Basic Math

One-variable statistics | Eighth Grade

One-Variable Statistics - Grade 8

1. Mean, Median, Mode, and Range

These are measures of central tendency and spread that help us understand and describe data.

Mean (Average):

\( \text{Mean} = \frac{\text{Sum of all values}}{\text{Number of values}} = \frac{\sum x}{n} \)

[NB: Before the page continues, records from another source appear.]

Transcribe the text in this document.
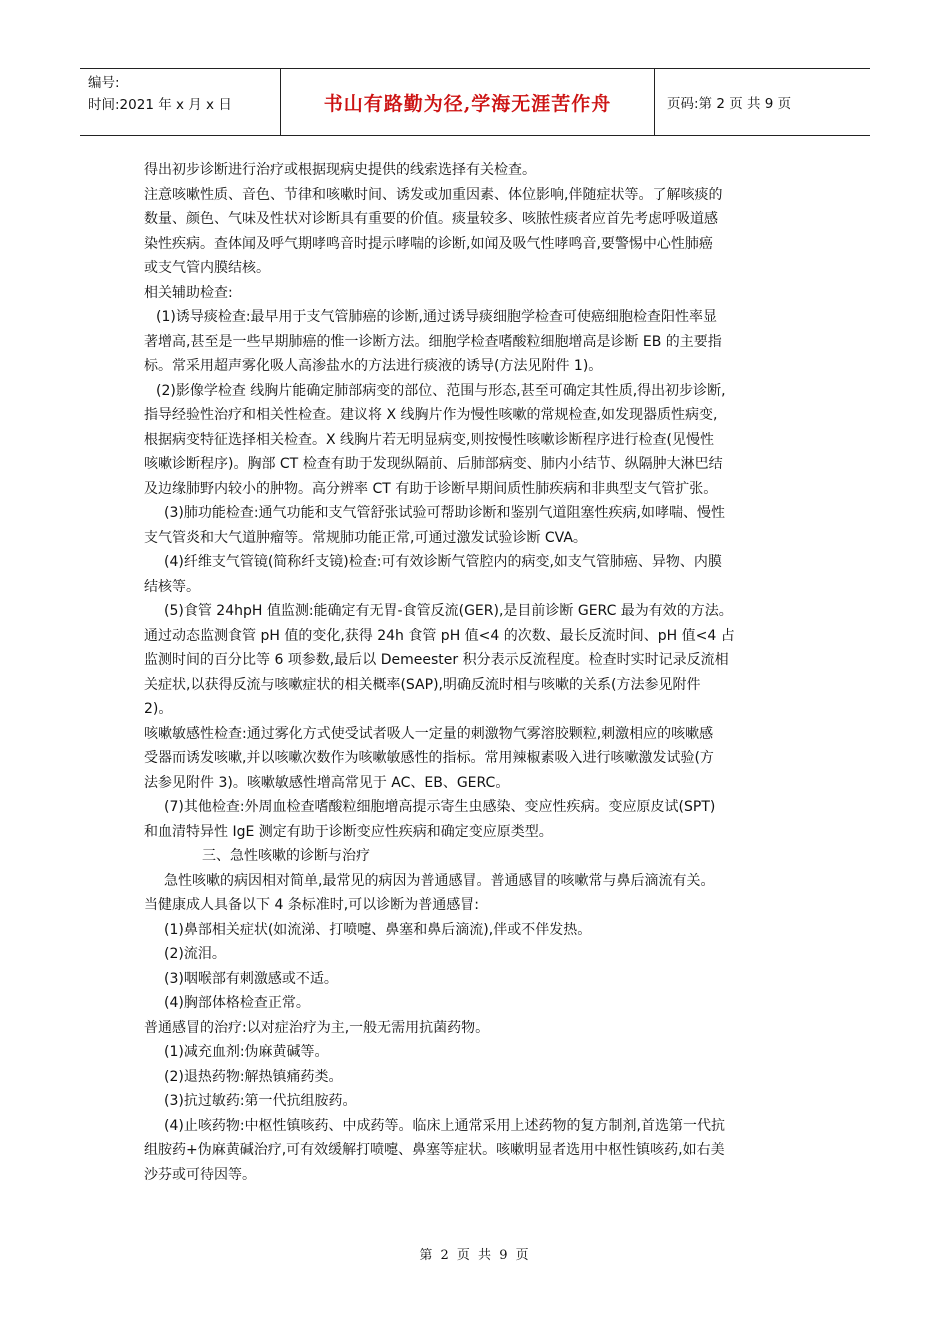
编号:
时间:2021 年 x 月 x 日	书山有路勤为径,学海无涯苦作舟	页码:第 2 页 共 9 页
得出初步诊断进行治疗或根据现病史提供的线索选择有关检查。
注意咳嗽性质、音色、节律和咳嗽时间、诱发或加重因素、体位影响,伴随症状等。了解咳痰的
数量、颜色、气味及性状对诊断具有重要的价值。痰量较多、咳脓性痰者应首先考虑呼吸道感
染性疾病。查体闻及呼气期哮鸣音时提示哮喘的诊断,如闻及吸气性哮鸣音,要警惕中心性肺癌
或支气管内膜结核。
相关辅助检查:
(1)诱导痰检查:最早用于支气管肺癌的诊断,通过诱导痰细胞学检查可使癌细胞检查阳性率显
著增高,甚至是一些早期肺癌的惟一诊断方法。细胞学检查嗜酸粒细胞增高是诊断 EB 的主要指
标。常采用超声雾化吸人高渗盐水的方法进行痰液的诱导(方法见附件 1)。
(2)影像学检查 线胸片能确定肺部病变的部位、范围与形态,甚至可确定其性质,得出初步诊断,
指导经验性治疗和相关性检查。建议将 X 线胸片作为慢性咳嗽的常规检查,如发现器质性病变,
根据病变特征选择相关检查。X 线胸片若无明显病变,则按慢性咳嗽诊断程序进行检查(见慢性
咳嗽诊断程序)。胸部 CT 检查有助于发现纵隔前、后肺部病变、肺内小结节、纵隔肿大淋巴结
及边缘肺野内较小的肿物。高分辨率 CT 有助于诊断早期间质性肺疾病和非典型支气管扩张。
(3)肺功能检查:通气功能和支气管舒张试验可帮助诊断和鉴别气道阻塞性疾病,如哮喘、慢性
支气管炎和大气道肿瘤等。常规肺功能正常,可通过激发试验诊断 CVA。
(4)纤维支气管镜(简称纤支镜)检查:可有效诊断气管腔内的病变,如支气管肺癌、异物、内膜
结核等。
(5)食管 24hpH 值监测:能确定有无胃-食管反流(GER),是目前诊断 GERC 最为有效的方法。
通过动态监测食管 pH 值的变化,获得 24h 食管 pH 值<4 的次数、最长反流时间、pH 值<4 占
监测时间的百分比等 6 项参数,最后以 Demeester 积分表示反流程度。检查时实时记录反流相
关症状,以获得反流与咳嗽症状的相关概率(SAP),明确反流时相与咳嗽的关系(方法参见附件
2)。
咳嗽敏感性检查:通过雾化方式使受试者吸人一定量的刺激物气雾溶胶颗粒,刺激相应的咳嗽感
受器而诱发咳嗽,并以咳嗽次数作为咳嗽敏感性的指标。常用辣椒素吸入进行咳嗽激发试验(方
法参见附件 3)。咳嗽敏感性增高常见于 AC、EB、GERC。
(7)其他检查:外周血检查嗜酸粒细胞增高提示寄生虫感染、变应性疾病。变应原皮试(SPT)
和血清特异性 IgE 测定有助于诊断变应性疾病和确定变应原类型。
三、急性咳嗽的诊断与治疗
急性咳嗽的病因相对简单,最常见的病因为普通感冒。普通感冒的咳嗽常与鼻后滴流有关。
当健康成人具备以下 4 条标准时,可以诊断为普通感冒:
(1)鼻部相关症状(如流涕、打喷嚏、鼻塞和鼻后滴流),伴或不伴发热。
(2)流泪。
(3)咽喉部有刺激感或不适。
(4)胸部体格检查正常。
普通感冒的治疗:以对症治疗为主,一般无需用抗菌药物。
(1)减充血剂:伪麻黄碱等。
(2)退热药物:解热镇痛药类。
(3)抗过敏药:第一代抗组胺药。
(4)止咳药物:中枢性镇咳药、中成药等。临床上通常采用上述药物的复方制剂,首选第一代抗
组胺药+伪麻黄碱治疗,可有效缓解打喷嚏、鼻塞等症状。咳嗽明显者选用中枢性镇咳药,如右美
沙芬或可待因等。
第 2 页 共 9 页
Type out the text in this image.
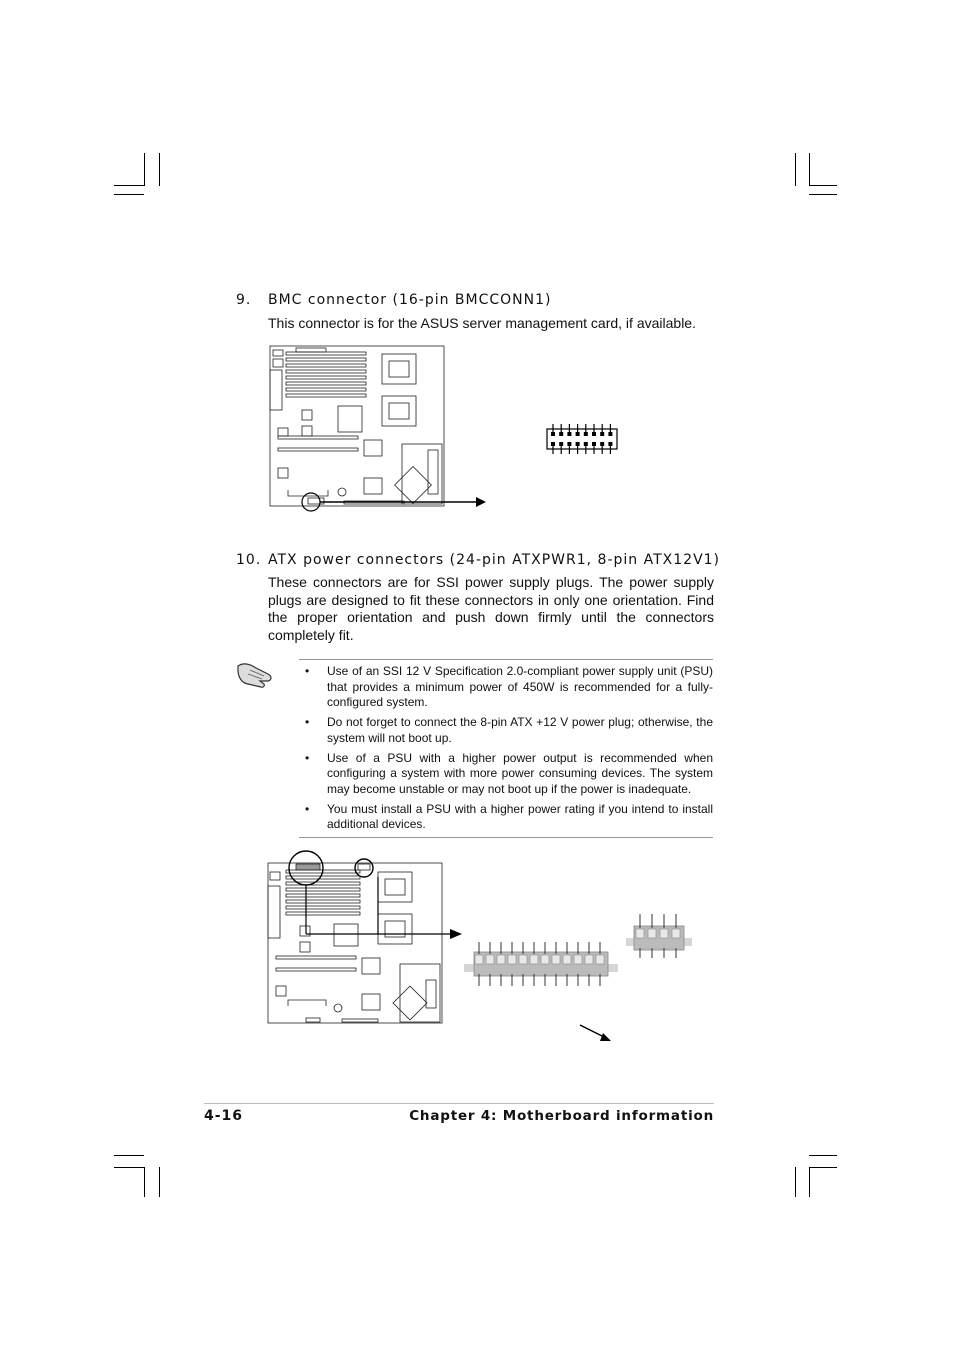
9. BMC connector (16-pin BMCCONN1)
This connector is for the ASUS server management card, if available.
10. ATX power connectors (24-pin ATXPWR1, 8-pin ATX12V1)
These connectors are for SSI power supply plugs. The power supply plugs are designed to fit these connectors in only one orientation. Find the proper orientation and push down firmly until the connectors completely fit.
• Use of an SSI 12 V Specification 2.0-compliant power supply unit (PSU) that provides a minimum power of 450W is recommended for a fully-configured system.
• Do not forget to connect the 8-pin ATX +12 V power plug; otherwise, the system will not boot up.
• Use of a PSU with a higher power output is recommended when configuring a system with more power consuming devices. The system may become unstable or may not boot up if the power is inadequate.
• You must install a PSU with a higher power rating if you intend to install additional devices.
4-16	Chapter 4: Motherboard information
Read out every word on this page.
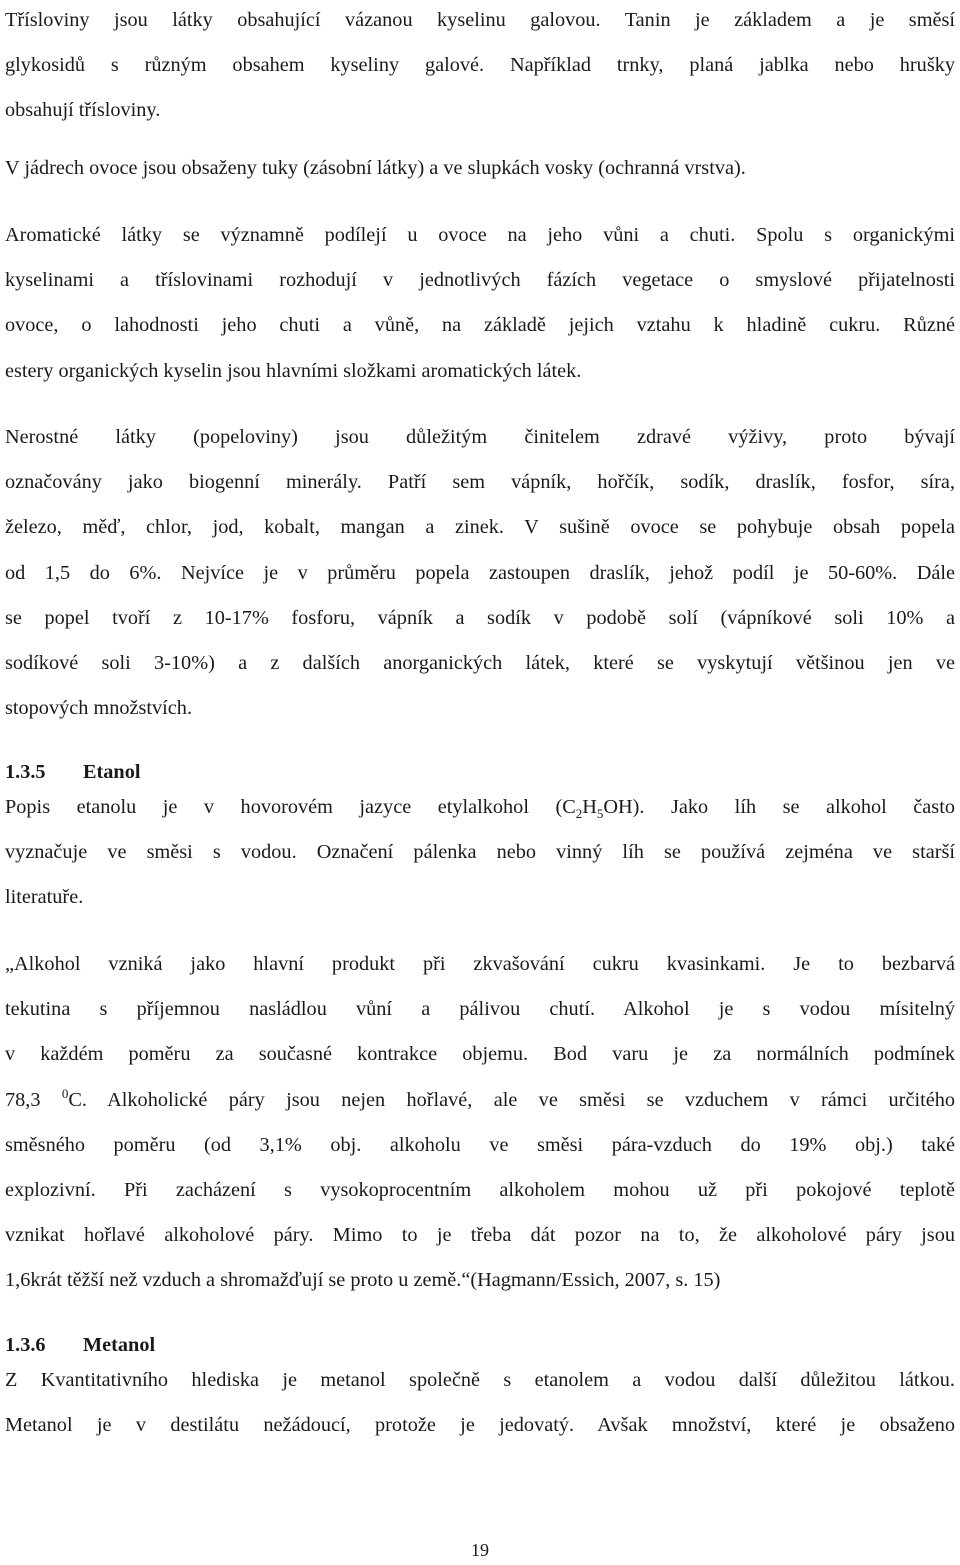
Třísloviny jsou látky obsahující vázanou kyselinu galovou. Tanin je základem a je směsí
glykosidů s různým obsahem kyseliny galové. Například trnky, planá jablka nebo hrušky
obsahují třísloviny.
V jádrech ovoce jsou obsaženy tuky (zásobní látky) a ve slupkách vosky (ochranná vrstva).
Aromatické látky se významně podílejí u ovoce na jeho vůni a chuti. Spolu s organickými
kyselinami a tříslovinami rozhodují v jednotlivých fázích vegetace o smyslové přijatelnosti
ovoce, o lahodnosti jeho chuti a vůně, na základě jejich vztahu k hladině cukru. Různé
estery organických kyselin jsou hlavními složkami aromatických látek.
Nerostné látky (popeloviny) jsou důležitým činitelem zdravé výživy, proto bývají
označovány jako biogenní minerály. Patří sem vápník, hořčík, sodík, draslík, fosfor, síra,
železo, měď, chlor, jod, kobalt, mangan a zinek. V sušině ovoce se pohybuje obsah popela
od 1,5 do 6%. Nejvíce je v průměru popela zastoupen draslík, jehož podíl je 50-60%. Dále
se popel tvoří z 10-17% fosforu, vápník a sodík v podobě solí (vápníkové soli 10% a
sodíkové soli 3-10%) a z dalších anorganických látek, které se vyskytují většinou jen ve
stopových množstvích.
1.3.5 Etanol
Popis etanolu je v hovorovém jazyce etylalkohol $(C_2H_5OH)$. Jako líh se alkohol často
vyznačuje ve směsi s vodou. Označení pálenka nebo vinný líh se používá zejména ve starší
literatuře.
„Alkohol vzniká jako hlavní produkt při zkvašování cukru kvasinkami. Je to bezbarvá
tekutina s příjemnou nasládlou vůní a pálivou chutí. Alkohol je s vodou mísitelný
v každém poměru za současné kontrakce objemu. Bod varu je za normálních podmínek
78,3 $^0$C. Alkoholické páry jsou nejen hořlavé, ale ve směsi se vzduchem v rámci určitého
směsného poměru (od 3,1% obj. alkoholu ve směsi pára-vzduch do 19% obj.) také
explozivní. Při zacházení s vysokoprocentním alkoholem mohou už při pokojové teplotě
vznikat hořlavé alkoholové páry. Mimo to je třeba dát pozor na to, že alkoholové páry jsou
1,6krát těžší než vzduch a shromažďují se proto u země.“(Hagmann/Essich, 2007, s. 15)
1.3.6 Metanol
Z Kvantitativního hlediska je metanol společně s etanolem a vodou další důležitou látkou.
Metanol je v destilátu nežádoucí, protože je jedovatý. Avšak množství, které je obsaženo
19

Add all values and divide by how many there are

Median (Middle Value):

  • Step 1: Arrange data in order from least to greatest
  • Step 2: Find the middle value:
    • Odd number of values: Middle value is the median
    • Even number of values: Average the two middle values

Mode (Most Frequent):

The value that appears most often in the data set

  • Can have one mode (unimodal)
  • Can have multiple modes (bimodal, multimodal)
  • Can have no mode if all values appear equally

Range (Spread):

\( \text{Range} = \text{Maximum value} - \text{Minimum value} \)

Example:

Data set: 12, 15, 18, 15, 22, 30, 15

Mean: \( \frac{12 + 15 + 18 + 15 + 22 + 30 + 15}{7} = \frac{127}{7} = 18.14 \)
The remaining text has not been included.